6. Tuning Parameters: Temperature and Top_P

Even in a simple agent, you can control the "Creativity."

  • Temperature: If you find Orbit is too repetitive, increase the temperature to 0.8 or 1.0.
  • Max Tokens: If you want Orbit to be very brief (saving you money on tokens), set max_output_tokens to 150.
# Modified Initialization
config = genai.types.GenerationConfig(
    temperature=0.9,
    max_output_tokens=300
)

model = genai.GenerativeModel(
    model_name='gemini-1.5-flash',
    system_instruction=SYSTEM_INSTRUCTION,
    generation_config=config
)

7. Inspecting the Hidden State (The History)

At any point in your script, you can peek into the agent's memory by printing chat.history.

# Insert this after a few turns to see the internal logs
for message in chat.history:
    role = message.role
    text = message.parts[0].text
    print(f"[{role.upper()}]: {text[:50]}...")

This history is exactly what gets sent back to Gemini on every turn. If the history gets too long, Gemini might "forget" earlier turns—a problem we will solve in the next module with more advanced state management.


8. Summary and Exercises

You have just built your first stateful AI agent.

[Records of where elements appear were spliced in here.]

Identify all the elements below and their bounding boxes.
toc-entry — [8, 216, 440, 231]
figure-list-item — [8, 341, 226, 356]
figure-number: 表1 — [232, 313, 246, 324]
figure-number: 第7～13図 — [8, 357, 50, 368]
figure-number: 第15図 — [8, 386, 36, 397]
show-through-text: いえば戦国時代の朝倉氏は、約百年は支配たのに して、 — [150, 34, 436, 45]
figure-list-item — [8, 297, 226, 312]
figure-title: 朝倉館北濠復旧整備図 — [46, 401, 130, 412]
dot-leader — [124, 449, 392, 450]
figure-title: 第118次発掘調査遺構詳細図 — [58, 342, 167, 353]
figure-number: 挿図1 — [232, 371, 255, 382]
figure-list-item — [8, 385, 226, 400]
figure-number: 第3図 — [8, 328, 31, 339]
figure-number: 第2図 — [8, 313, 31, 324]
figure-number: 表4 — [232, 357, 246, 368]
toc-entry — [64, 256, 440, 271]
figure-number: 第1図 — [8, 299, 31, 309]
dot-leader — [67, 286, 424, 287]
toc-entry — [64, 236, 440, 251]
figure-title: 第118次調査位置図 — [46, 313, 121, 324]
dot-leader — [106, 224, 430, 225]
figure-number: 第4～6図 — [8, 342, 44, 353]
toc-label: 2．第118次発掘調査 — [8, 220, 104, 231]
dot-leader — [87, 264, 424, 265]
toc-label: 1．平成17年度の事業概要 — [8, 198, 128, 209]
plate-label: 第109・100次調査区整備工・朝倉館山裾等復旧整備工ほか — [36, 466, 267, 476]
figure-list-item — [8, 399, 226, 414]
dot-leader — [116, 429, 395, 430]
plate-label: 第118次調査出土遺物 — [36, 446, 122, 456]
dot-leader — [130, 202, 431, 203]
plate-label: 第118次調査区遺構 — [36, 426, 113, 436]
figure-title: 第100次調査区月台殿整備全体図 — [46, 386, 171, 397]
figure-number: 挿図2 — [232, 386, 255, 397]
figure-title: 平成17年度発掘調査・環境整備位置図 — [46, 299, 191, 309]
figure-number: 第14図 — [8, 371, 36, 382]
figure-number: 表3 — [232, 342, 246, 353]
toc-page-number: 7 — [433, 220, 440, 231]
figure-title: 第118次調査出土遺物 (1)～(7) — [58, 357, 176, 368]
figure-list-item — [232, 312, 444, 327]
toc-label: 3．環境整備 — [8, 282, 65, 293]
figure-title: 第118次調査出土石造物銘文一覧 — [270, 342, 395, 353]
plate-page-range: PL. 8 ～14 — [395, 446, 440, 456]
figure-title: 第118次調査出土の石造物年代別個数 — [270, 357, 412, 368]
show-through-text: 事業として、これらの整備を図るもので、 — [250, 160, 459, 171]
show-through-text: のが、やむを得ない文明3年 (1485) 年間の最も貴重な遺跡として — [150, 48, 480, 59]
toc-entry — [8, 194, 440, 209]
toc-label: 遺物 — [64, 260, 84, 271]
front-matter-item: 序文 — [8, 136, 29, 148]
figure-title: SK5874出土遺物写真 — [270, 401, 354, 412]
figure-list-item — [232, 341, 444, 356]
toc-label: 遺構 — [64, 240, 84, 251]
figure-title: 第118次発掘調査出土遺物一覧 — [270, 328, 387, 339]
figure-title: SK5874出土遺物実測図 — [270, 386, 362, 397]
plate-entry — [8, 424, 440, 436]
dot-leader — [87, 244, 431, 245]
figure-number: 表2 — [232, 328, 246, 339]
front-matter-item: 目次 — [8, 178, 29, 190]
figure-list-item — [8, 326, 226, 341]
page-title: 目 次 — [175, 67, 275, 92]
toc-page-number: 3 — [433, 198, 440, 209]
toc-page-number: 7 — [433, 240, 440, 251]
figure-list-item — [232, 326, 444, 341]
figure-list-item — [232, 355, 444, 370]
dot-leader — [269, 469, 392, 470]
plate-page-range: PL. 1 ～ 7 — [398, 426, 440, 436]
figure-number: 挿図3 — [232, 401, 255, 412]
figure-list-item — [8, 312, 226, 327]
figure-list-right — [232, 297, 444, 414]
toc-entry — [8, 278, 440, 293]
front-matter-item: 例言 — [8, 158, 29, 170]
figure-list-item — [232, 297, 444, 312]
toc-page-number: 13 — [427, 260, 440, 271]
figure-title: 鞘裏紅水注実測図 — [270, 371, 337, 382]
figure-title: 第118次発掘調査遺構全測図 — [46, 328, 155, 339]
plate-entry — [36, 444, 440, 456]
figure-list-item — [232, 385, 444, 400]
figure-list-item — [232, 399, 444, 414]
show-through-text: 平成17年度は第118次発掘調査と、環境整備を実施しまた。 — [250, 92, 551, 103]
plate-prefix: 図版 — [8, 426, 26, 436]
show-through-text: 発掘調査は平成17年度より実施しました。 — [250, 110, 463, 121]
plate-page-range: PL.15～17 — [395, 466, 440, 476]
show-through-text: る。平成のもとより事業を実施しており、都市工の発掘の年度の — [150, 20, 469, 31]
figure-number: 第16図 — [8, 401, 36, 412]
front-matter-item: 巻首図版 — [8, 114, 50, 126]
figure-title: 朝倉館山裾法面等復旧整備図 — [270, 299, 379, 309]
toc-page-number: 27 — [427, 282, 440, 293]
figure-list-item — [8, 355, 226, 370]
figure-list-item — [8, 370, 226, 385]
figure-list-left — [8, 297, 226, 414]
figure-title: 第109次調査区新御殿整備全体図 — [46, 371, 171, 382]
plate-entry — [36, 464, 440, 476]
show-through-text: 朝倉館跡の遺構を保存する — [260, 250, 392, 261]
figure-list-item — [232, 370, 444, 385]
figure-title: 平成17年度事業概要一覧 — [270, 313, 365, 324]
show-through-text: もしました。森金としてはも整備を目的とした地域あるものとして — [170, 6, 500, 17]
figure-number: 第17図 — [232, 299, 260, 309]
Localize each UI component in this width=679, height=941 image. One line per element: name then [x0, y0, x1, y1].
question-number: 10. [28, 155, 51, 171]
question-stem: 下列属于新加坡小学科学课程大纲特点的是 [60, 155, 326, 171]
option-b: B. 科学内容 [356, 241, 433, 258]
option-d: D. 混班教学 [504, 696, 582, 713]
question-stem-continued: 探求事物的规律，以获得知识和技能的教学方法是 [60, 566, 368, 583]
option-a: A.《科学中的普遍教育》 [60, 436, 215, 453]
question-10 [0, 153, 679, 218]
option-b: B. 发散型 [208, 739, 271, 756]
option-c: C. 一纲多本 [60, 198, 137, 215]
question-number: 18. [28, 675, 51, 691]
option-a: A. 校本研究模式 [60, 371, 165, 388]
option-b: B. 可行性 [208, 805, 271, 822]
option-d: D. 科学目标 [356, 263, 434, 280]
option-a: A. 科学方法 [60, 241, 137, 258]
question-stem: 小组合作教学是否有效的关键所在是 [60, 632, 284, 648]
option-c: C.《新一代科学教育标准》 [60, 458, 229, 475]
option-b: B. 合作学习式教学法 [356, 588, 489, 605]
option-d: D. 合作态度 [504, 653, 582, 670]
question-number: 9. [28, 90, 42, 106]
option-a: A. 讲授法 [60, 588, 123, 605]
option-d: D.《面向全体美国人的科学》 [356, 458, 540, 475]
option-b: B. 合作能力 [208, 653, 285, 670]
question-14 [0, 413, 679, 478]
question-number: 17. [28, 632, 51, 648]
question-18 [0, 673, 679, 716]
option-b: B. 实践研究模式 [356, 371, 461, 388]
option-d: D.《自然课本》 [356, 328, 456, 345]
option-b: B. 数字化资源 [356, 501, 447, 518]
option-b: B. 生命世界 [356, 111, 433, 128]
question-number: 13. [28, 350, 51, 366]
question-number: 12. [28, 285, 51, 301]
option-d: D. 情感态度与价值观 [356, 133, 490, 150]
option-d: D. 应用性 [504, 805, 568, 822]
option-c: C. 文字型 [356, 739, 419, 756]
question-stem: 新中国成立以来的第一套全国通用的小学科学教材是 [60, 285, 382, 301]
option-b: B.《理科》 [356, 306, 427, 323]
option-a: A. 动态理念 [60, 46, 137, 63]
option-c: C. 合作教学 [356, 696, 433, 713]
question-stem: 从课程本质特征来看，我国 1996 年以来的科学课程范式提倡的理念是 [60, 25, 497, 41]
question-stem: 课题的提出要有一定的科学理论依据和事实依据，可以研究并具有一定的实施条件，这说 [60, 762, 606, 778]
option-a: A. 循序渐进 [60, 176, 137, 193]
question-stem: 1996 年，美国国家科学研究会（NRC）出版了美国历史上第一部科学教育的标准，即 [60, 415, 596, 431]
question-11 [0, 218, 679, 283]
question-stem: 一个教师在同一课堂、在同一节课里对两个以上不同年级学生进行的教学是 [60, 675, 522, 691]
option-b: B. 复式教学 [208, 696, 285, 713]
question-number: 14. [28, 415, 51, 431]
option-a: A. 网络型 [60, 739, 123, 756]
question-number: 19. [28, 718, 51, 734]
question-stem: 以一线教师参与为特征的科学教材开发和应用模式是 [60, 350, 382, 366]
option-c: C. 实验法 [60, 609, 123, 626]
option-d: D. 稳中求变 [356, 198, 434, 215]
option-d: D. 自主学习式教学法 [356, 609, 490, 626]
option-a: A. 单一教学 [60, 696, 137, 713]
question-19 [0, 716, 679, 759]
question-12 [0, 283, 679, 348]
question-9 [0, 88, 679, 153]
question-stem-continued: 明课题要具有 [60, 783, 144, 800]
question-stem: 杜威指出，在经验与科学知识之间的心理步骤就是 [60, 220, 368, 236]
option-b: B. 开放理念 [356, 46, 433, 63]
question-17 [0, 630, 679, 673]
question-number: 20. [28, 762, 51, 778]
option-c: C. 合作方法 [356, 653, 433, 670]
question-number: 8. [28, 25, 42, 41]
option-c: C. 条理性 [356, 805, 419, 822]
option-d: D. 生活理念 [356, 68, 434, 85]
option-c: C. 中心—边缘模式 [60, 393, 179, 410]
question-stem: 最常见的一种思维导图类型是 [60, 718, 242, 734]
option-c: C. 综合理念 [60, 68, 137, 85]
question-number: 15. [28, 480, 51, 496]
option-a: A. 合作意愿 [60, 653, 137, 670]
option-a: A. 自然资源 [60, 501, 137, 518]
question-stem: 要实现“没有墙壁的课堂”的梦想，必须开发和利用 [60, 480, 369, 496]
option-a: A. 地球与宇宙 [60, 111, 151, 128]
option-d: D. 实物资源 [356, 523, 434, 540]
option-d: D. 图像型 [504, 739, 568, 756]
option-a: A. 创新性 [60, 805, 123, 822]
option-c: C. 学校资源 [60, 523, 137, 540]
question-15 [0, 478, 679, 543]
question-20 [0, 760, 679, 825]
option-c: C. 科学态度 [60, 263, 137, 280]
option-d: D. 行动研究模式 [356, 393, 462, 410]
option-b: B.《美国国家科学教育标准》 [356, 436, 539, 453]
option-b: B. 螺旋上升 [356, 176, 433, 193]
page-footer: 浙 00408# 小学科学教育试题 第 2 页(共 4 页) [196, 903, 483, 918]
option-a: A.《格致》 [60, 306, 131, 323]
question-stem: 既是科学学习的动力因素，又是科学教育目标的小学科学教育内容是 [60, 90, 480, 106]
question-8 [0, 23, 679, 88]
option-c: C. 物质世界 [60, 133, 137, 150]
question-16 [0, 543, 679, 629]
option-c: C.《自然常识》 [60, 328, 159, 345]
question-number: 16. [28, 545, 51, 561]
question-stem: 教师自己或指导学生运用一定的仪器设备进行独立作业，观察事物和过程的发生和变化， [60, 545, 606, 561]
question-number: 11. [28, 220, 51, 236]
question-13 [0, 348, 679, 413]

  • System Instructions provide the personality and identity.
  • start_chat manages the continuous memory of the session.
  • The REPL creates an interactive bridge between the human and the AI.
  • Streaming makes the interaction feel fluid and responsive.

Exercises

  1. Persona Modification: Change the System Instruction to transform Orbit into "Rust", a grumpy mining robot from an asteroid belt. How does the interaction change when you ask the same questions?
  2. Memory Test: Tell the agent your name in Turn 1. Ask a question about space in Turn 2. Then, in Turn 3, ask: "Wait, do you remember my name?" Note if the agent successfully recalls your name.
  3. Parameter Tuning: Set the temperature to 0.1 and ask the same question three times. Then set it to 1.5 and ask again. Describe the difference in "Predictability."

In the next lesson, we will upgrade Orbit by giving it Tools—allowing it to actually look up real-time space data or perform calculations.